Lecanemab non è una terapia sintomatica: è una delle prime opzioni terapeutiche in grado di modificare il decorso della malattia di Alzheimer nelle sue fasi iniziali. Per questo motivo, il suo valore non può essere misurato esclusivamente attraverso una fotografia a 18 mesi, ma deve essere valutato nel tempo, osservando la capacità del trattamento di rallentare la progressione verso gli stadi in cui la persona perde autonomia, indipendenza e qualità di vita. Ed è proprio in questa prospettiva di lungo periodo che i dati disponibili a 48 mesi assumono pieno significato: mostrano un beneficio clinico rilevante e duraturo. Dopo 4 anni di trattamento, lecanemab ha dimostrato una riduzione del rischio del 56% di progressione verso gli stadi più gravi della Malattia di Alzheimer, quelli associati alla perdita progressiva dell’autonomia e a un crescente bisogno di assistenza. Nello stesso arco di tempo, circa 8 pazienti su 10 rimangono negli stadi iniziali della malattia.

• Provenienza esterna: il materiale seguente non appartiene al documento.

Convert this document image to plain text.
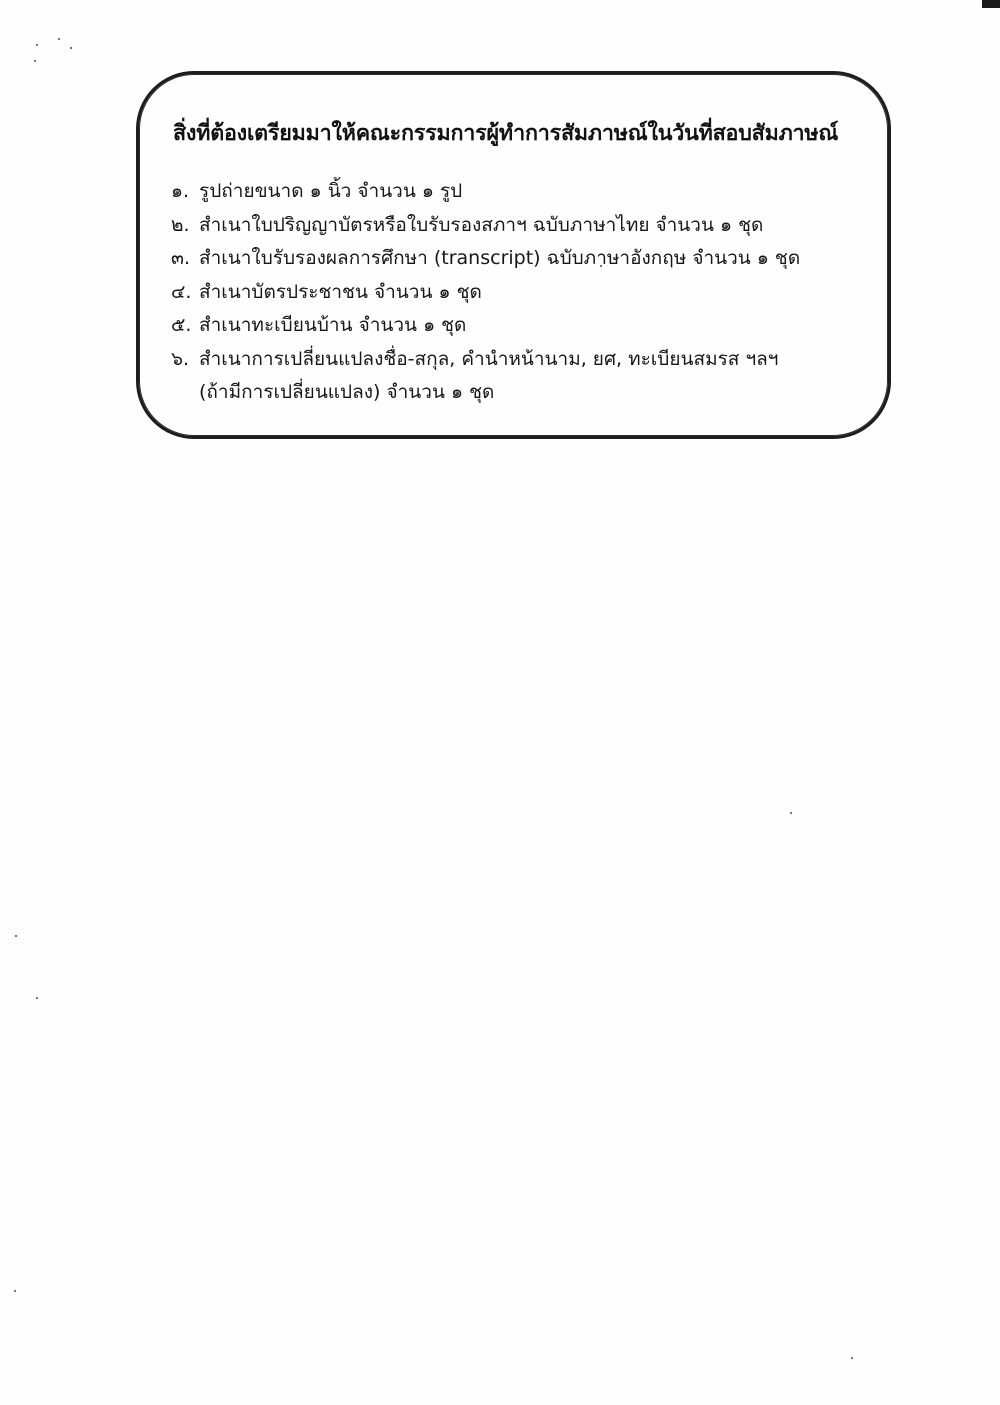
สิ่งที่ต้องเตรียมมาให้คณะกรรมการผู้ทำการสัมภาษณ์ในวันที่สอบสัมภาษณ์
๑. รูปถ่ายขนาด ๑ นิ้ว จำนวน ๑ รูป
๒. สำเนาใบปริญญาบัตรหรือใบรับรองสภาฯ ฉบับภาษาไทย จำนวน ๑ ชุด
๓. สำเนาใบรับรองผลการศึกษา (transcript) ฉบับภาษาอังกฤษ จำนวน ๑ ชุด
๔. สำเนาบัตรประชาชน จำนวน ๑ ชุด
๕. สำเนาทะเบียนบ้าน จำนวน ๑ ชุด
๖. สำเนาการเปลี่ยนแปลงชื่อ-สกุล, คำนำหน้านาม, ยศ, ทะเบียนสมรส ฯลฯ
(ถ้ามีการเปลี่ยนแปลง) จำนวน ๑ ชุด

Alla luce di questi risultati, definire l’effetto di lecanemab “modesto” non riflette il valore clinico di ritardare la progressione di una malattia neurodegenerativa grave, irreversibile e ad altissimo impatto sociale. È questo il cuore della questione: rallentare l’Alzheimer significa guadagnare tempo. Tempo di autonomia. Tempo di relazioni. Tempo di vita quotidiana, per i pazienti e per le loro famiglie. In una malattia in cui ogni passaggio a uno stadio più avanzato è una perdita concreta e spesso irreversibile, mantenere le persone più a lungo nelle fasi iniziali non è un beneficio marginale: è un risultato clinicamente significativo.
Eisai riconosce l’importanza di una valutazione dell’impatto organizzativo legato all’introduzione di queste terapie innovative e, al tempo stesso, che l’accesso all’innovazione venga valutato sulla base dell’intero corpo delle evidenze disponibili e del valore reale che queste terapie possono generare per i pazienti eleggibili.
L’Azienda conferma la propria piena disponibilità a collaborare con AIFA, con le Istituzioni, con la comunità clinico-scientifica e con le associazioni dei pazienti per individuare soluzioni di accesso appropriate, controllate e sostenibili.
Eisai resta quindi fermamente impegnata a proseguire il dialogo istituzionale, con l’obiettivo di rendere lecanemab disponibile ai pazienti eleggibili anche in Italia, nel rispetto dei più elevati standard di appropriatezza clinica, sicurezza e sostenibilità per il Servizio Sanitario Nazionale.